Friday, 20 July 2012

The Gilbert Scott : Restaurant Review

One of the most beautiful, iconic stand out buildings in London has to be the refurbished St Pancras Station. The designers have managed to blend modern architecture whilst restoring the grand old station to it's former glories all in one go. On the site of the original Midland Hotel now sits the Renaissance Hotel and housed within it, as a kind of tribute to the architect Sir George Gilbert Scott and other British pioneers of cooking is The Gilbert Scott restaurant, headed by one of England's finest, Marcus Wareing.

How often do we go out for an English meal? Who even knows what one is anyway, Chicken Tikka Masala, Spag Bol? Well, this is a celebration of Great British ingredients and each dish is based on fresh, seasonal produce. There are no fancy sauces or garnishes with poncey French names nor foams, emulsions or liquid nitrogen. What you see is what you get.

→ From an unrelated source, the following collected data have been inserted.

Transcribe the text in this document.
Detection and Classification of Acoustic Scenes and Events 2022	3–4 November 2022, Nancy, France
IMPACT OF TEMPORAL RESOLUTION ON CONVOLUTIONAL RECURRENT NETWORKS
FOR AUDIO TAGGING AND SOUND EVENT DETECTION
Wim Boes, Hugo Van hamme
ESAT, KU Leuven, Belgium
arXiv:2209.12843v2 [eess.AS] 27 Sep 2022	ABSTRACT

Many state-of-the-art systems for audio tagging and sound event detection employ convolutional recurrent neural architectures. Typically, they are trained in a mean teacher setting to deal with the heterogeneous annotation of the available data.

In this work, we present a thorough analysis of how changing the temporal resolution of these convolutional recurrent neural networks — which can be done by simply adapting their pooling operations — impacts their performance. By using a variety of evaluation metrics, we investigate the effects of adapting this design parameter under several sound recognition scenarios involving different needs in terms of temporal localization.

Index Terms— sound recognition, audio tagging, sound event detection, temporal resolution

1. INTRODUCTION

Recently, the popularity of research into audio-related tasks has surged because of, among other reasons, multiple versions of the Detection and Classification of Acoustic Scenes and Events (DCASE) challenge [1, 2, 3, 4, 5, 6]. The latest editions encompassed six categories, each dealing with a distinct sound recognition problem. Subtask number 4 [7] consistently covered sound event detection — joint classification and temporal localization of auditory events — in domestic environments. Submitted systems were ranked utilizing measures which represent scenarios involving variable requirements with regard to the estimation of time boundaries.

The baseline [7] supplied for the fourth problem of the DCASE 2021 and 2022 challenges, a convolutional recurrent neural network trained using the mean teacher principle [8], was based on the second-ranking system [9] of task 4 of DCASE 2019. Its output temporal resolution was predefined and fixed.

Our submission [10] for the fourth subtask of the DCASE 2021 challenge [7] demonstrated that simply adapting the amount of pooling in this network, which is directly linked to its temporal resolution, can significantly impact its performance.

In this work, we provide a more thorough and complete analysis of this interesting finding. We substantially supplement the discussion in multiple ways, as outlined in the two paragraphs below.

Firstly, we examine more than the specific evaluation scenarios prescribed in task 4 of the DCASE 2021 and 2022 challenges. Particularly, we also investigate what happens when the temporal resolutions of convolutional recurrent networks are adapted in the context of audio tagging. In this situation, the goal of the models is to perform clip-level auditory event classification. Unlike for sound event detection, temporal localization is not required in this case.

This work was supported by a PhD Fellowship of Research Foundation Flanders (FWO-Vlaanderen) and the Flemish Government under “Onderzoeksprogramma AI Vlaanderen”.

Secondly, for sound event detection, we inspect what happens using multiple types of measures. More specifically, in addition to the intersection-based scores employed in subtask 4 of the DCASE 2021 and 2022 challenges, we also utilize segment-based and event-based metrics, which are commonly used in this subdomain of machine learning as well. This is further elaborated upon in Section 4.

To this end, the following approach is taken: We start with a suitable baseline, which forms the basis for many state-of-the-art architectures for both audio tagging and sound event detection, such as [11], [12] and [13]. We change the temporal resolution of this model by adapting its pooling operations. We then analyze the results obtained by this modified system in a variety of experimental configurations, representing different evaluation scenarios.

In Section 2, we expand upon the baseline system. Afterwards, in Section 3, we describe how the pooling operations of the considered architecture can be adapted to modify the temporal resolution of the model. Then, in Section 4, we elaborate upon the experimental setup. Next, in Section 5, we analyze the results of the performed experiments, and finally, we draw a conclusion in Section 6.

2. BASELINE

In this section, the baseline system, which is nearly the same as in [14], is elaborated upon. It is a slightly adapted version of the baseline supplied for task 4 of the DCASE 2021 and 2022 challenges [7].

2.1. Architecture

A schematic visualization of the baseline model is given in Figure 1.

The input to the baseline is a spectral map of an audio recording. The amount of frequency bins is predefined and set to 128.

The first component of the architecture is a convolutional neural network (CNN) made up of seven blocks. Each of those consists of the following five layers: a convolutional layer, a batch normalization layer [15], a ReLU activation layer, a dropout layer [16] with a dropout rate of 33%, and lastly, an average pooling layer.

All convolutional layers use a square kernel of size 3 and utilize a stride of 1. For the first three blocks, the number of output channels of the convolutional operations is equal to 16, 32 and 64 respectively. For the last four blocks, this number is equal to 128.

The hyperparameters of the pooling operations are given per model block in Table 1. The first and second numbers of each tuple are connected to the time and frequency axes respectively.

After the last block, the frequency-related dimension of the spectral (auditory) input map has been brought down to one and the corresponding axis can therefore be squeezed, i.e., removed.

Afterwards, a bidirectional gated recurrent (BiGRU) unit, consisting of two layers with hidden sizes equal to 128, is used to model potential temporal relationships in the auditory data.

To start we had the Mackerel tartare with cucumber, elderflower and gooseberry. This was brought to life by some chili and lime and just made me hungrier than ever. The roasted artichoke with girolles and samphire had great texture and a naturally salty, earthy deep taste. Both dishes were accompanied by a delightful Viognier.

For main we had Rump of Veal with juicy sweet onions and sage and Devilled Mackerel with plum tomatoes. You have to order additional sides which I feel a tad cheeky but the jersey royals and spring greens were summer on a plate on their own. With the Veal I had a glass of Chateau Musar which at £6 a go is an absolute bargain. It's one of my favourite wines and for me made the meal. I was so overcome in fact, I forgot to take any pics of the mains!

For pud, we opted for a couple of the lighter dishes. The Bourbon marinated pineapple with toasted marshmallow was inspired, whilst Mrs Beeton's snow egg, a poached meringue filled with marmalade, topped with crunchy toasted almonds and set on a pond of custard was as gentle a dessert as there is.

For two people, three courses with wine equates at about £55 per head including tip, but also a disappointing cover charge of £2pp which I thought we'd seen the last off. Nevertheless, for a taste of nostalgia I can highly recommend this venue.